Home-based agents accounted for 7% of the total agent population in 2003, according to  ASTA. By 2010, the at-home workforce accounted for 31% of the agent workforce.

Fast forward to 2014 and there are 40,000 agents working at home, of whom almost a quarter, 7,900, are focused on corporate travel.

Melissa Teates, CAE, ASTA director of research, said 21% of ASTA’s corporate travel agencies are 100% home-based. Another 57% of corporate agencies have at least some of their frontline agents working from home. Only 22% of corporate agencies are solely office-based.

Client preferences
“Some corporate agencies just don’t believe in letting their people work from home,” said Lisa Buckner, Direct Travel president, central and west regions in the Twin Cities area. “That’s likely one reason they are losing employees.”

Working from home can also be a function of client preferences.

About a quarter of Omega World Travel’s agents work from home, said executive vice president Goran Gligorovic. The company has legacy office-based operations, but many of its office-based agents are working at client sites.

If the client doesn’t need onsite support, Gligorovic sees distinct advantages in having agents work from home.

“Agents see it as a direct benefit,” Gligorovic he said. “Their commute time is cut to nothing. That’s a very direct financial and personal plus. Technology has made location seamless for both the TMC and for the client.”

Recruiting and keeping agents
Buckner said Direct Travel is focused on getting – and keeping – the best corporate agents it can find. That means different strategies for different geographic areas.

In the central U.S., Direct Travel is 90% virtual, she said. On the East Coast, where the growing consolidation of agencies includes those with existing call centers, the workforce is split 50/50 between telecommuters and in-office workers.

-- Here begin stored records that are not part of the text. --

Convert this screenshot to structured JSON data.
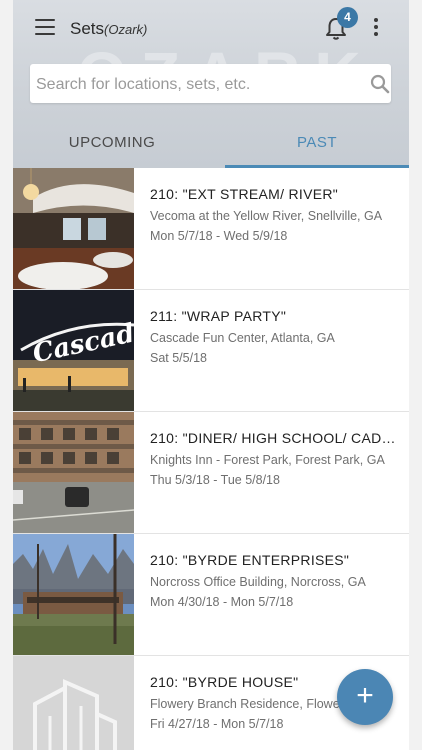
{
  "header": {
    "title": "Sets",
    "subtitle": "(Ozark)",
    "notification_count": "4",
    "watermark": "OZARK"
  },
  "search": {
    "placeholder": "Search for locations, sets, etc."
  },
  "tabs": [
    {
      "label": "UPCOMING",
      "active": false
    },
    {
      "label": "PAST",
      "active": true
    }
  ],
  "colors": {
    "accent": "#4b8ab6",
    "fab": "#4b86b4",
    "badge": "#3b78a6"
  },
  "sets": [
    {
      "title": "210: \"EXT STREAM/ RIVER\"",
      "location": "Vecoma at the Yellow River, Snellville, GA",
      "dates": "Mon 5/7/18 - Wed 5/9/18"
    },
    {
      "title": "211: \"WRAP PARTY\"",
      "location": "Cascade Fun Center, Atlanta, GA",
      "dates": "Sat 5/5/18",
      "sign_text": "Cascade"
    },
    {
      "title": "210: \"DINER/ HIGH SCHOOL/ CADE ...",
      "location": "Knights Inn - Forest Park, Forest Park, GA",
      "dates": "Thu 5/3/18 - Tue 5/8/18"
    },
    {
      "title": "210: \"BYRDE ENTERPRISES\"",
      "location": "Norcross Office Building, Norcross, GA",
      "dates": "Mon 4/30/18 - Mon 5/7/18"
    },
    {
      "title": "210: \"BYRDE HOUSE\"",
      "location": "Flowery Branch Residence, Flowe",
      "dates": "Fri 4/27/18 - Mon 5/7/18"
    }
  ],
  "fab": {
    "label": "+"
  }
}
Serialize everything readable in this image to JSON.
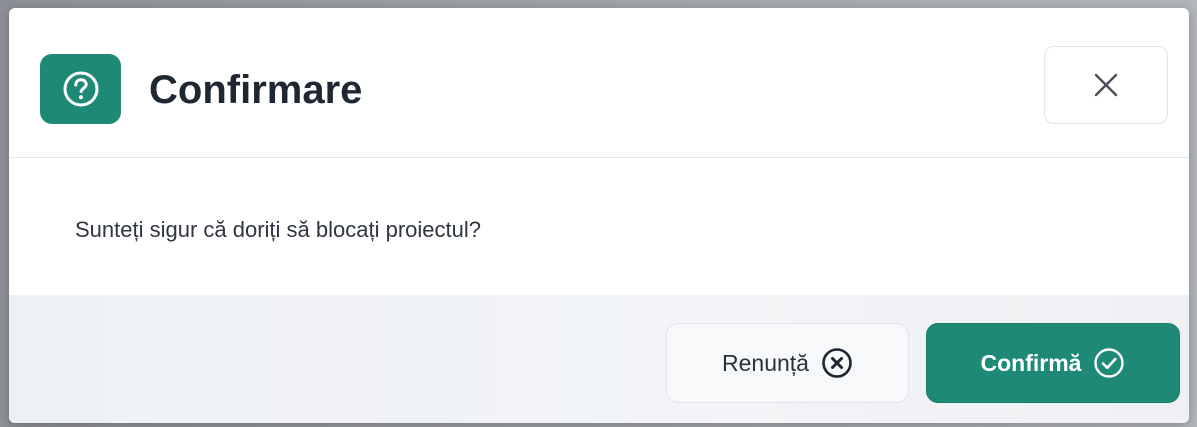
{
  "dialog": {
    "title": "Confirmare",
    "header_icon": "question-circle-icon",
    "close_icon": "close-icon",
    "message": "Sunteți sigur că doriți să blocați proiectul?",
    "cancel": {
      "label": "Renunță",
      "icon": "x-circle-icon"
    },
    "confirm": {
      "label": "Confirmă",
      "icon": "check-circle-icon"
    }
  },
  "colors": {
    "accent": "#1e8a76",
    "title_text": "#1f2733",
    "body_text": "#2f3640",
    "footer_bg": "#eef1f4"
  }
}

Casto Travel, based in San Jose, Calif., has about half of its agents working from home, said president and chief operating officer Marc Casto. But in urban locations like San Francisco, corporate agents are almost 100% office-based.

“Real estate is tight in certain areas, and agents don’t always have the space to dedicate to an office at home,” Casto said. “We rent space in a shared office environment and everyone benefits.

“Our agents have a reasonable commute and we don’t have the real estate and development costs.”

Helping growth
That kind of flexibility can help a TMC expand.

Cahill said Atlas expected to shift investment into workforce and technology by avoiding real estate costs. Agent recruitment and retention soon emerged as another advantage.

The company is extending agent service through 11 p.m., Eastern Time, and plans to go 24/7 later this year, all without outsourcing.

East Coast—West Coast
The key is a geographically-dispersed work force.

Agents on the West Coast can easily cover late hours for East Coast clients, while East Coast agents are on the job early for the West. Employees in Europe can add even more flexibility to service hours.

“When you go virtual, you open yourself up to a much broader pool of agents,” said Cahill.

“With very few exceptions, clients don’t care where an agent is located, they care about the level of service an agent provides. Why should we be any different?”